The mechanochemistry energy model of HlyB looks at two sources of potential energy within the cycle: The first is mechanical energy from dimerization allowing rigid body motion of the helical domains (33 kj/mol) and the second is the chemical energy released from ATP hydrolysis (36 kj/mol). The two potential energies are of comparable magnitude, thereby further supporting the mechanochemical model.[21
] As a side remark, this model does raise the question of where in the cycle the power stroke is located or even if there are two such strokes, one for mechanical and one for chemical energy release.
Models of P-glycoprotein
Pgp plays an important part in chemotherapeutic resistance of cancer cells and is capable of transporting numerous drugs of variable structures. Due to its pathophysiological significance, it has been widely researched and should help in understanding the general ABC gating mechanism.
Isolated NBD experiments may be inconclusive for studying the gating mechanism as they lack important structural restrictions imposed by TMDs, which apply under physiological conditions. TMDs may be necessary for the formation of important intermediates, such as the occluded Pgp state, and their absence has been proposed to be the reason for symmetrical dimer formation in isolated NBD experiments.[25
] The CFTR protein forms an asymmetrical dimer, similar in structure to the occluded Pgp state, although the basis of its formation may be more heavily based on differences in the primary structure of the nucleotide-binding sites than the dynamics of the gating mechanism. However, even if in isolated nucleotide experiments, an asymmetrical CFTR dimer still forms, this does not retract from the importance of TMD interactions with the NBDs throughout gating mechanism and the need for more advanced experimental techniques in the future to study complete proteins.

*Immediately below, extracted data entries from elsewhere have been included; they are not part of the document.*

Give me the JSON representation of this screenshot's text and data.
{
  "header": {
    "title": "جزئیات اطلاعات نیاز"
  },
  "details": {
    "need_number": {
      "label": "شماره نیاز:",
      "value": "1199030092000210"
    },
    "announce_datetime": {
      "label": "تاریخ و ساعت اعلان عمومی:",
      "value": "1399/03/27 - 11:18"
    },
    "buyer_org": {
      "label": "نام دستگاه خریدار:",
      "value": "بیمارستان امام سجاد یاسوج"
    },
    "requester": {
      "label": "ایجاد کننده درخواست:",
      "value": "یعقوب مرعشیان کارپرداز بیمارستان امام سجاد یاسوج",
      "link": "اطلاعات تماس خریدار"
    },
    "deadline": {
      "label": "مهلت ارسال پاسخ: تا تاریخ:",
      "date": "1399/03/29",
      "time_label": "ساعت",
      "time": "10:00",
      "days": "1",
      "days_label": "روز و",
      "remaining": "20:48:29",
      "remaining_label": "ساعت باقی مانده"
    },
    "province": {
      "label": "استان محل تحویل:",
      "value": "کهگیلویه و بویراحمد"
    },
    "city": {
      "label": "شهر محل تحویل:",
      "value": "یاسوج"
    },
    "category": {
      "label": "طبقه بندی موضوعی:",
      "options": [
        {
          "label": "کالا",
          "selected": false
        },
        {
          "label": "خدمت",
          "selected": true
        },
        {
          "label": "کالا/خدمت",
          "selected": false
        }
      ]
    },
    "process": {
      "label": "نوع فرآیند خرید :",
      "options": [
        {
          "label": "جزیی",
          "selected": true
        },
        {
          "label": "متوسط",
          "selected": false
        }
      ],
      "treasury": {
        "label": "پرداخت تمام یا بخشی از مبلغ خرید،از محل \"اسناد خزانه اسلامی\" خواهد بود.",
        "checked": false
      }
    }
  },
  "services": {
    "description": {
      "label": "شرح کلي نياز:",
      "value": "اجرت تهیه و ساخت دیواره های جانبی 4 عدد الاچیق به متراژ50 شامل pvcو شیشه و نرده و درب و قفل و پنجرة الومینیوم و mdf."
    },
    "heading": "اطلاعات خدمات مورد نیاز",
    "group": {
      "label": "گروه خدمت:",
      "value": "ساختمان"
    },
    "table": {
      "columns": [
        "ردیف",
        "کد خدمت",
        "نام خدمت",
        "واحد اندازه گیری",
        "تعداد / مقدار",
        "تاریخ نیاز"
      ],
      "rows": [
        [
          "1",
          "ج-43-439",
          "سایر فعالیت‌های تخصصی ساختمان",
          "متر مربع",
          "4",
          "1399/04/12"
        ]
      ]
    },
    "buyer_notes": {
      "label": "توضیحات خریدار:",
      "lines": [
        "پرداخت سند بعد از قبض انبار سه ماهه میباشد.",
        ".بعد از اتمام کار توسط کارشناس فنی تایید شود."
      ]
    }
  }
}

ATP catalysis powers the gating mechanism; however, the number of ATP molecules required for a single cycle is debatable for different ABC proteins. Most ABC proteins are thought to require the catalysis of two ATP molecules for a complete cycle, with studies on Pgp showing that the energy from a single ATP catalysis and subsequent electrostatic repulsion between the products is insufficient to restore the transporter to its basal state.[25
] This contrasts to the ABCC family of transporters that require only a single ATP to drive the complete cycle.[8
] However, it seems that the ATP Switch model is sufficiently versatile to accommodate these differences as the model is centered around the dimer that is universal to all ABCs, and so, such differences appear as specifics within a general mechanism.
An interesting way of looking at gating is from a thermodynamic perspective, which analyzes the energy-driven conformational changes between various Pgp intermediates.[26
] This kind of model is depicted in terms of numerous transition states and pathways with thermodynamic pressures dictating the actual mechanism, which allows for many potential pathways but a single most likely route that perhaps may also be reflected in the CFTR mechanism.